After this manner therefore pray ye: Our Father which art in heaven, Hallowed be thy name. Thy kingdom come. Thy will be done in earth, as it is in heaven. Give us this day our daily bread. Matthew 6:9–11

Pray it as written when you have no words of your own — there is no shame in praying borrowed words; the church has done it from the beginning. And when you want to go line by line and understand what each petition is asking, I have walked through the whole prayer in The Lord’s Prayer, Line by Line.

What to do when your mind wanders

It will. Mine does. You will be two sentences into praying for your neighbor and suddenly find yourself composing an email. This is not proof you are a fraud; it is proof you are a human being with a fallen attention span praying in a noisy century. A few field-tested helps:

“But I prayed, and nothing happened”

Every honest guide to prayer has to sit with this, because every honest pray-er has lived it. You asked. Heaven seemed shut. The scriptures do not dodge the experience — David wrote psalms with that exact ache, and they made it into the Bible, which tells you God is not offended by the question.

How long wilt thou forget me, O LORD? for ever? how long wilt thou hide thy face from me? Psalm 13:1

Sometimes the answer is no, because we asked for a stone thinking it was bread. Sometimes it is not yet, and the waiting is doing a work in us that the answer never could. And sometimes the silence is the very place where faith grows up — trusting the Father’s character in the dark when we cannot trace His hand. I will not pretend that is easy. I will tell you it is survivable, and that the believers who came out the other side say the silence taught them more than the answers did. There is a longer companion to this question in Why Does God Seem Silent When I Pray?, and a gathering of scriptures for the meantime at Bible verses about waiting on God.

Building the habit

Prayer grows best with a fixed time and a fixed place — not because God keeps office hours, but because you and I are creatures of habit, and a habit unanchored is a habit abandoned. Morning suits many; the Psalmist liked it too (Psalm 5:3). Tie prayer to something you already do daily — the first coffee, the commute, the dog’s walk — and it will keep.

Feed the habit with Scripture, because prayer is a conversation and the Bible is where God does most of His talking. A few minutes of reading before you pray gives the conversation something to be about.

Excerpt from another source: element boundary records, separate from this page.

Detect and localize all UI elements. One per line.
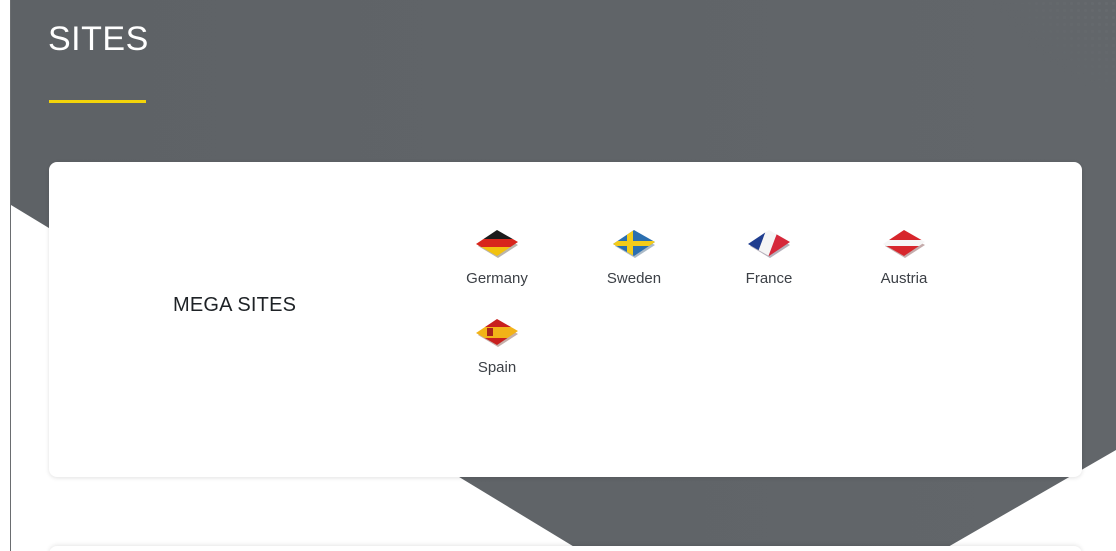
site-name: Austria [880, 270, 928, 287]
france-flag-icon [748, 230, 790, 258]
site-link-germany[interactable]: Germany [442, 228, 552, 287]
site-name: Spain [477, 359, 517, 376]
sites-page: SITES MEGA SITES Germany Sweden France A… [0, 0, 1116, 551]
site-link-austria[interactable]: Austria [849, 228, 959, 287]
left-border [10, 0, 11, 551]
spain-flag-icon [476, 319, 518, 347]
sweden-flag-icon [613, 230, 655, 258]
mega-sites-card: MEGA SITES Germany Sweden France Austria… [49, 162, 1082, 477]
site-name: France [745, 270, 793, 287]
title-underline [49, 100, 146, 103]
site-name: Germany [466, 270, 528, 287]
site-link-france[interactable]: France [714, 228, 824, 287]
mega-sites-label: MEGA SITES [173, 294, 297, 316]
site-name: Sweden [606, 270, 662, 287]
site-link-sweden[interactable]: Sweden [579, 228, 689, 287]
site-link-spain[interactable]: Spain [442, 317, 552, 376]
austria-flag-icon [883, 230, 925, 258]
germany-flag-icon [476, 230, 518, 258]
next-section-card [49, 546, 1082, 551]
page-title: SITES [48, 20, 149, 58]
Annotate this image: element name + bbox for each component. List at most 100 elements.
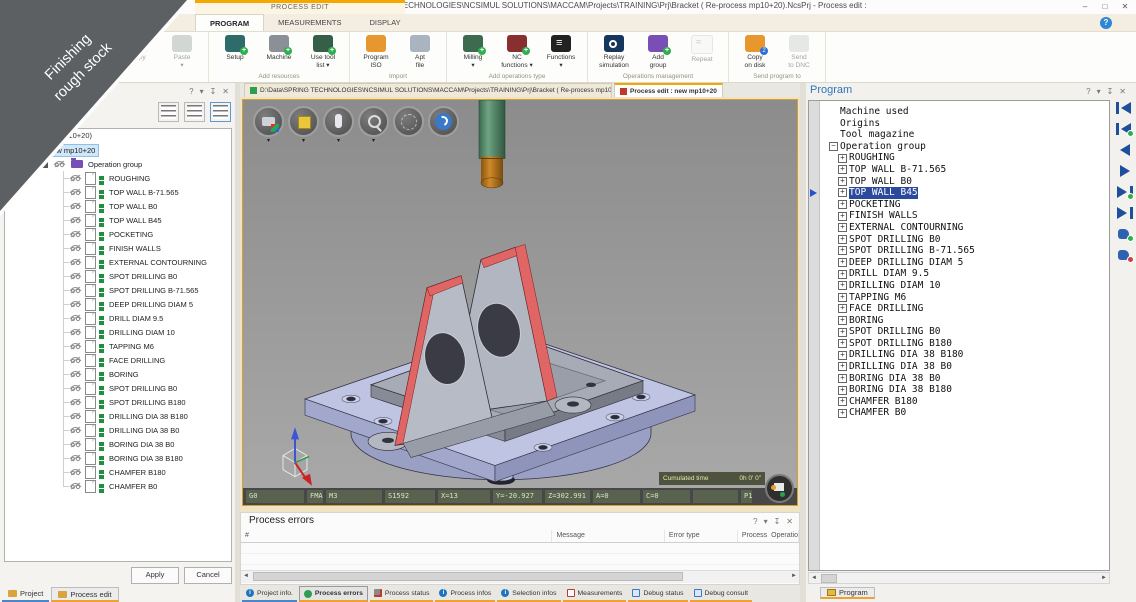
chevron-down-icon[interactable]: ▾ xyxy=(337,138,340,144)
hidden-eye-icon[interactable] xyxy=(69,216,82,224)
go-last-icon[interactable] xyxy=(1116,206,1133,220)
operation-row[interactable]: CHAMFER B180 xyxy=(5,465,231,479)
program-tree[interactable]: Machine used Origins Tool magazine Opera… xyxy=(808,100,1110,571)
panel-close-icon[interactable]: ✕ xyxy=(1119,87,1126,96)
bottom-tab[interactable]: Process status xyxy=(370,586,434,602)
tab-simulation-view[interactable]: D:\Data\SPRING TECHNOLOGIES\NCSIMUL SOLU… xyxy=(244,83,612,97)
hidden-eye-icon[interactable] xyxy=(69,244,82,252)
machine-status-icon[interactable] xyxy=(765,474,794,503)
hidden-eye-icon[interactable] xyxy=(69,482,82,490)
expand-icon[interactable] xyxy=(838,374,847,383)
hidden-eye-icon[interactable] xyxy=(69,174,82,182)
hidden-eye-icon[interactable] xyxy=(69,440,82,448)
ribbon-button[interactable]: Copy on disk xyxy=(735,34,775,72)
bottom-tab[interactable]: Measurements xyxy=(563,586,627,602)
expand-icon[interactable] xyxy=(838,362,847,371)
output-add-icon[interactable] xyxy=(1116,227,1133,241)
column-header[interactable]: Message xyxy=(552,530,664,542)
program-operation-row[interactable]: DRILLING DIA 38 B180 xyxy=(820,349,1109,361)
program-operation-row[interactable]: BORING xyxy=(820,315,1109,327)
hidden-eye-icon[interactable] xyxy=(69,300,82,308)
ribbon-button[interactable]: Functions ▾ xyxy=(541,34,581,72)
expand-icon[interactable] xyxy=(838,339,847,348)
program-operation-row[interactable]: TAPPING M6 xyxy=(820,292,1109,304)
panel-help-icon[interactable]: ? xyxy=(753,517,757,526)
operation-row[interactable]: SPOT DRILLING B180 xyxy=(5,395,231,409)
refresh-icon[interactable] xyxy=(428,106,459,137)
ribbon-button[interactable]: Program ISO xyxy=(356,34,396,72)
expand-icon[interactable] xyxy=(838,397,847,406)
column-header[interactable]: # xyxy=(241,530,552,542)
go-next-op-icon[interactable] xyxy=(1116,185,1133,199)
hidden-eye-icon[interactable] xyxy=(69,398,82,406)
expand-icon[interactable] xyxy=(838,200,847,209)
ribbon-button[interactable]: Repeat xyxy=(682,34,722,72)
program-group-row[interactable]: Operation group xyxy=(820,141,1109,153)
operation-row[interactable]: ROUGHING xyxy=(5,171,231,185)
panel-tab[interactable]: Project xyxy=(2,587,49,602)
operation-row[interactable]: SPOT DRILLING B0 xyxy=(5,381,231,395)
program-operation-row[interactable]: TOP WALL B0 xyxy=(820,176,1109,188)
operation-row[interactable]: EXTERNAL CONTOURNING xyxy=(5,255,231,269)
expand-icon[interactable] xyxy=(838,316,847,325)
program-operation-row[interactable]: BORING DIA 38 B0 xyxy=(820,373,1109,385)
expand-icon[interactable] xyxy=(838,235,847,244)
program-static-row[interactable]: Origins xyxy=(820,118,1109,130)
ribbon-tab[interactable]: PROGRAM xyxy=(195,14,264,31)
ribbon-button[interactable]: Replay simulation xyxy=(594,34,634,72)
expand-icon[interactable] xyxy=(838,293,847,302)
program-operation-row[interactable]: FACE DRILLING xyxy=(820,303,1109,315)
bottom-tab[interactable]: Debug consult xyxy=(690,586,752,602)
close-button[interactable]: ✕ xyxy=(1116,0,1134,13)
scrollbar-thumb[interactable] xyxy=(253,572,683,581)
program-operation-row[interactable]: POCKETING xyxy=(820,199,1109,211)
panel-close-icon[interactable]: ✕ xyxy=(222,87,229,96)
bottom-tab[interactable]: Process infos xyxy=(435,586,495,602)
expand-icon[interactable] xyxy=(838,165,847,174)
operation-row[interactable]: TOP WALL B45 xyxy=(5,213,231,227)
ribbon-button[interactable]: Use tool list ▾ xyxy=(303,34,343,72)
zoom-icon[interactable] xyxy=(358,106,389,137)
tool-icon[interactable] xyxy=(323,106,354,137)
hidden-eye-icon[interactable] xyxy=(69,412,82,420)
program-static-row[interactable]: Machine used xyxy=(820,106,1109,118)
scroll-right-icon[interactable]: ► xyxy=(789,571,799,582)
column-header[interactable]: Operatio xyxy=(767,530,799,542)
collapse-icon[interactable] xyxy=(829,142,838,151)
ribbon-button[interactable]: Paste ▾ xyxy=(162,34,202,79)
hidden-eye-icon[interactable] xyxy=(69,454,82,462)
expand-icon[interactable] xyxy=(838,212,847,221)
panel-pin-icon[interactable]: ↧ xyxy=(774,517,781,526)
panel-close-icon[interactable]: ✕ xyxy=(786,517,793,526)
column-header[interactable]: Process xyxy=(738,530,767,542)
ribbon-button[interactable]: Milling ▾ xyxy=(453,34,493,72)
operation-row[interactable]: DRILL DIAM 9.5 xyxy=(5,311,231,325)
hidden-eye-icon[interactable] xyxy=(69,258,82,266)
expand-icon[interactable] xyxy=(838,223,847,232)
go-previous-op-icon[interactable] xyxy=(1116,122,1133,136)
expand-icon[interactable] xyxy=(838,386,847,395)
ribbon-button[interactable]: Send to DNC xyxy=(779,34,819,72)
operation-row[interactable]: SPOT DRILLING B-71.565 xyxy=(5,283,231,297)
go-first-icon[interactable] xyxy=(1116,101,1133,115)
operation-row[interactable]: DRILLING DIAM 10 xyxy=(5,325,231,339)
panel-pin-icon[interactable]: ↧ xyxy=(1107,87,1114,96)
expand-icon[interactable] xyxy=(838,258,847,267)
program-operation-row[interactable]: DEEP DRILLING DIAM 5 xyxy=(820,257,1109,269)
program-operation-row[interactable]: CHAMFER B0 xyxy=(820,407,1109,419)
program-operation-row[interactable]: ROUGHING xyxy=(820,152,1109,164)
tab-program[interactable]: Program xyxy=(820,587,875,599)
ghost-stock-icon[interactable] xyxy=(393,106,424,137)
operation-row[interactable]: DRILLING DIA 38 B180 xyxy=(5,409,231,423)
scroll-left-icon[interactable]: ◄ xyxy=(809,573,819,584)
hidden-eye-icon[interactable] xyxy=(69,202,82,210)
operation-row[interactable]: CHAMFER B0 xyxy=(5,479,231,493)
hidden-eye-icon[interactable] xyxy=(69,468,82,476)
program-static-row[interactable]: Tool magazine xyxy=(820,129,1109,141)
hidden-eye-icon[interactable] xyxy=(69,342,82,350)
operation-row[interactable]: TOP WALL B-71.565 xyxy=(5,185,231,199)
bottom-tab[interactable]: Selection infos xyxy=(497,586,560,602)
hidden-eye-icon[interactable] xyxy=(69,286,82,294)
ribbon-tab[interactable]: DISPLAY xyxy=(356,14,415,31)
program-operation-row[interactable]: SPOT DRILLING B0 xyxy=(820,326,1109,338)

If you want a steady diet rather than random grazing, take up one of our free printable reading plans — there is a gentle thirty-day tour of the Gospels that pairs beautifully with a new prayer habit. The verse of the day works too if your mornings are short, and if your hands are busy but your ears are free, the Lone Trumpet podcast reads each day’s article aloud.

And pray with others when you can. The earliest church prayed together as naturally as it ate together (Acts 2:42). If your church has a prayer meeting, be the one who shows up. If someone you love is carrying something heavy, you may also leave a request at our prayer requests page — it is read, and it is prayed over.

Begin where you are

You now know as much technique as you need. The publican knew less and went home justified. Prayer is not a skill you master before you start; it is a door you walk through, and the Father is not waiting on the far side with a clipboard — He is waiting the way the father in the parable waited, watching the road.

Be careful for nothing; but in every thing by prayer and supplication with thanksgiving let your requests be made known unto God. And the peace of God, which passeth all understanding, shall keep your hearts and minds through Christ Jesus. Philippians 4:6–7

In every thing. Tonight, then — the edge of the bed, one minute, your own words. Our Father. Begin there. He has been listening for you longer than you have been looking for Him.